IONA College Logo | Go to Home Page

Consent Form Sample #2 for Participation of Human Subjects in Research*

  1. Purpose:
    The purpose of this research is to study how people remember lists of items. The results are intended to provide insights into memory processes.
  2. Procedure:
    You will be shown some lists of words one word at a time. After a given list has been presented, you will be asked to write down as many of those words as you can remember.
  3. Time required:
    Your participation will involve one session lasting approximately 45 minutes.
  4. Risks:
    It is not anticipated that this study will present any risk to you other than the inconvenience of the time taken to participate or those encountered in everyday life.  It is possible that you may become frustrated by the task.  If you feel distressed during the testing, please inform the researcher; the debriefing form will provide contact information if you should feel frustrated or distressed after the testing is completed.
  5. Your rights as a subject:
    • (i) The information gathered will be recorded in anonymous form. Data or summarized results will not be released in any way that could identify you.
    • (ii) If you want to withdraw from the study at any time, you may do so without penalty. The information collected from you up to that point would be destroyed if you so desire.
    • (iii) At the end of the session, you have the right to a complete explanation ("debriefing") of what this study was all about. If you have questions afterward, please ask your researcher or contact:

      Dr. John Doe (or faculty sponsor's name, for students)
      Dept of Psychology, Iona College, 914-633-xxxx.

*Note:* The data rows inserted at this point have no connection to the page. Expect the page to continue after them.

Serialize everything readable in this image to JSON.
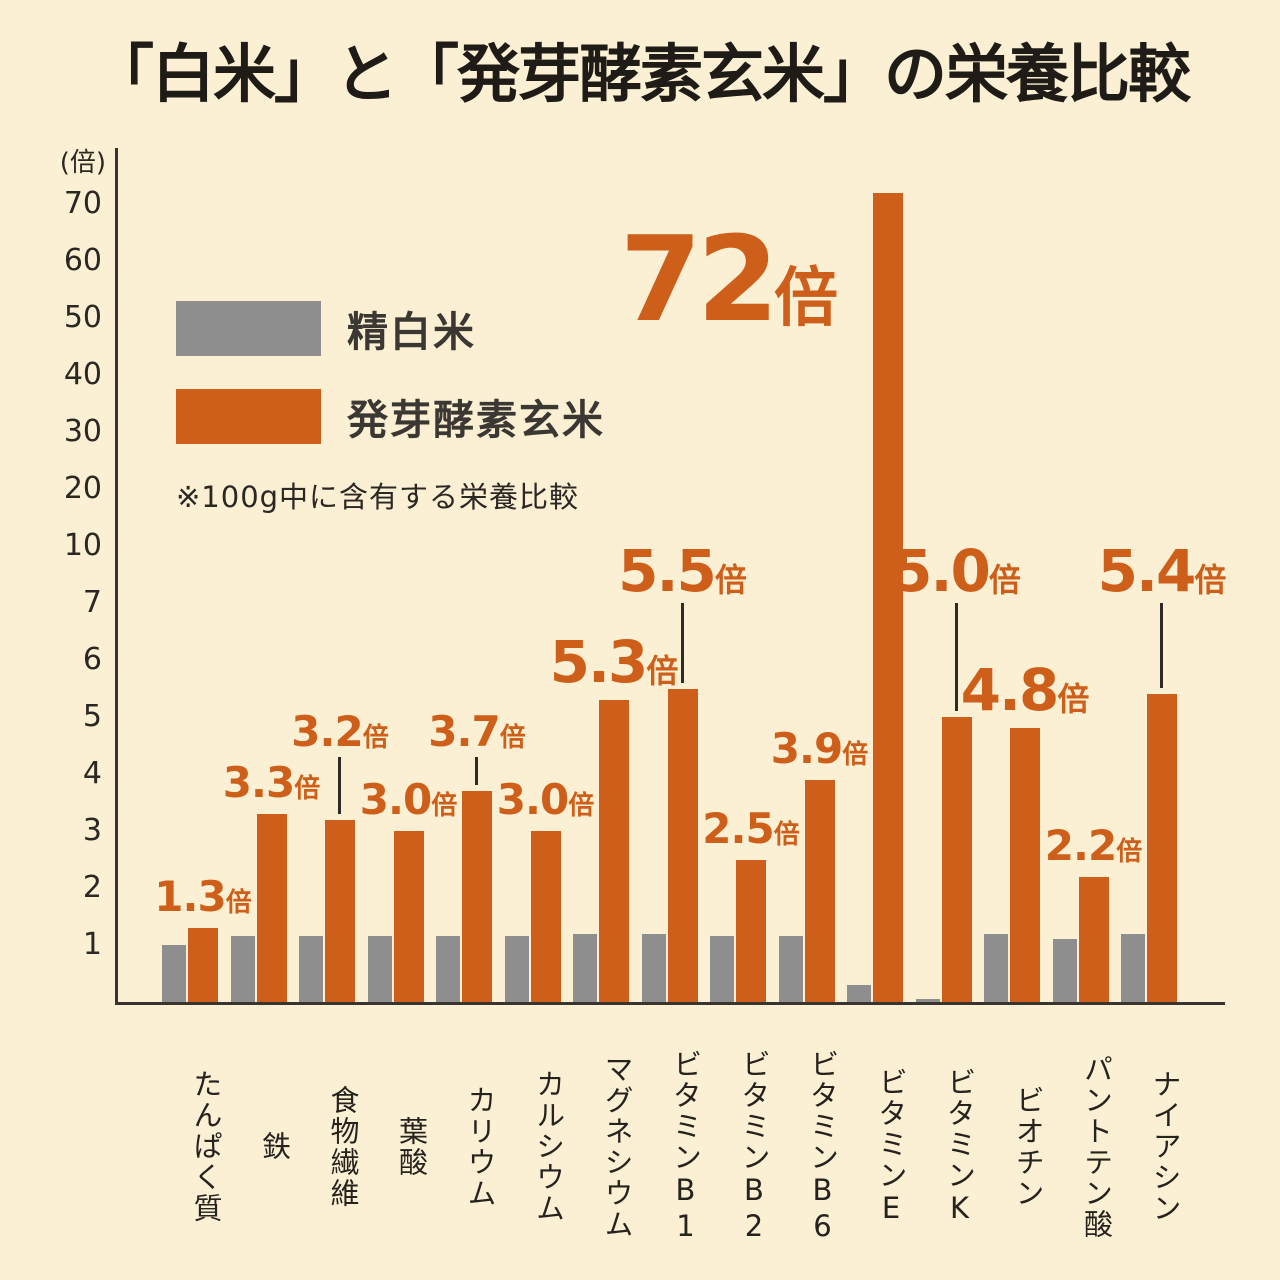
{
  "page": {
    "title": "「白米」と「発芽酵素玄米」の栄養比較"
  },
  "y_axis": {
    "unit_label": "(倍)"
  },
  "legend": {
    "series1": "精白米",
    "series2": "発芽酵素玄米",
    "note": "※100g中に含有する栄養比較"
  },
  "colors": {
    "background": "#fbf0d3",
    "orange": "#ce5f1a",
    "gray": "#8e8e8e",
    "text": "#26221e",
    "axis": "#39342f"
  },
  "chart_data": {
    "type": "bar",
    "title": "「白米」と「発芽酵素玄米」の栄養比較",
    "subtitle": "※100g中に含有する栄養比較",
    "unit": "倍",
    "ylabel": "(倍)",
    "scale": "piecewise: 1-7 linear, 10-70 compressed",
    "ylim": [
      0,
      75
    ],
    "grid": false,
    "legend_position": "upper-left",
    "y_ticks": [
      1,
      2,
      3,
      4,
      5,
      6,
      7,
      10,
      20,
      30,
      40,
      50,
      60,
      70
    ],
    "categories": [
      "たんぱく質",
      "鉄",
      "食物繊維",
      "葉酸",
      "カリウム",
      "カルシウム",
      "マグネシウム",
      "ビタミンB1",
      "ビタミンB2",
      "ビタミンB6",
      "ビタミンE",
      "ビタミンK",
      "ビオチン",
      "パントテン酸",
      "ナイアシン"
    ],
    "series": [
      {
        "name": "精白米",
        "values": [
          1.0,
          1.15,
          1.15,
          1.15,
          1.15,
          1.15,
          1.2,
          1.2,
          1.15,
          1.15,
          0.3,
          0.05,
          1.2,
          1.1,
          1.2
        ]
      },
      {
        "name": "発芽酵素玄米",
        "values": [
          1.3,
          3.3,
          3.2,
          3.0,
          3.7,
          3.0,
          5.3,
          5.5,
          2.5,
          3.9,
          72,
          5.0,
          4.8,
          2.2,
          5.4
        ]
      }
    ],
    "bars": [
      {
        "category": "たんぱく質",
        "white": 1.0,
        "brown": 1.3,
        "label": "1.3",
        "size": "normal",
        "label_value": null,
        "leader": false
      },
      {
        "category": "鉄",
        "white": 1.15,
        "brown": 3.3,
        "label": "3.3",
        "size": "normal",
        "label_value": null,
        "leader": false
      },
      {
        "category": "食物繊維",
        "white": 1.15,
        "brown": 3.2,
        "label": "3.2",
        "size": "normal",
        "label_value": 4.2,
        "leader": true
      },
      {
        "category": "葉酸",
        "white": 1.15,
        "brown": 3.0,
        "label": "3.0",
        "size": "normal",
        "label_value": null,
        "leader": false
      },
      {
        "category": "カリウム",
        "white": 1.15,
        "brown": 3.7,
        "label": "3.7",
        "size": "normal",
        "label_value": 4.2,
        "leader": true
      },
      {
        "category": "カルシウム",
        "white": 1.15,
        "brown": 3.0,
        "label": "3.0",
        "size": "normal",
        "label_value": null,
        "leader": false
      },
      {
        "category": "マグネシウム",
        "white": 1.2,
        "brown": 5.3,
        "label": "5.3",
        "size": "large",
        "label_value": null,
        "leader": false
      },
      {
        "category": "ビタミンB1",
        "white": 1.2,
        "brown": 5.5,
        "label": "5.5",
        "size": "large",
        "label_value": 6.9,
        "leader": true
      },
      {
        "category": "ビタミンB2",
        "white": 1.15,
        "brown": 2.5,
        "label": "2.5",
        "size": "normal",
        "label_value": null,
        "leader": false
      },
      {
        "category": "ビタミンB6",
        "white": 1.15,
        "brown": 3.9,
        "label": "3.9",
        "size": "normal",
        "label_value": null,
        "leader": false
      },
      {
        "category": "ビタミンE",
        "white": 0.3,
        "brown": 72,
        "label": "72",
        "size": "huge",
        "label_value": 47.5,
        "leader": false
      },
      {
        "category": "ビタミンK",
        "white": 0.05,
        "brown": 5.0,
        "label": "5.0",
        "size": "large",
        "label_value": 6.9,
        "leader": true
      },
      {
        "category": "ビオチン",
        "white": 1.2,
        "brown": 4.8,
        "label": "4.8",
        "size": "large",
        "label_value": null,
        "leader": false
      },
      {
        "category": "パントテン酸",
        "white": 1.1,
        "brown": 2.2,
        "label": "2.2",
        "size": "normal",
        "label_value": null,
        "leader": false
      },
      {
        "category": "ナイアシン",
        "white": 1.2,
        "brown": 5.4,
        "label": "5.4",
        "size": "large",
        "label_value": 6.9,
        "leader": true
      }
    ]
  }
}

      Also, once the study is completed, you may request a summary of the results.

  6. If you have any concerns about your treatment as a subject in this study, please call, email, or write:

Dr. Michael Jordan
Provost's Office
Telephone: 914-633-2602

This research project has been approved by the Iona College Institutional Review Board, Protocol Number XYZ.

I have read the above information and willingly consent to participate in this study. I attest that I am 18 years of age or older.


Participant signature


Participants should be given a copy of this form for their own records.

* This template is adapted from the University of Wisconsin-Superior and the University of Minnesota Institutional Review Board Forms.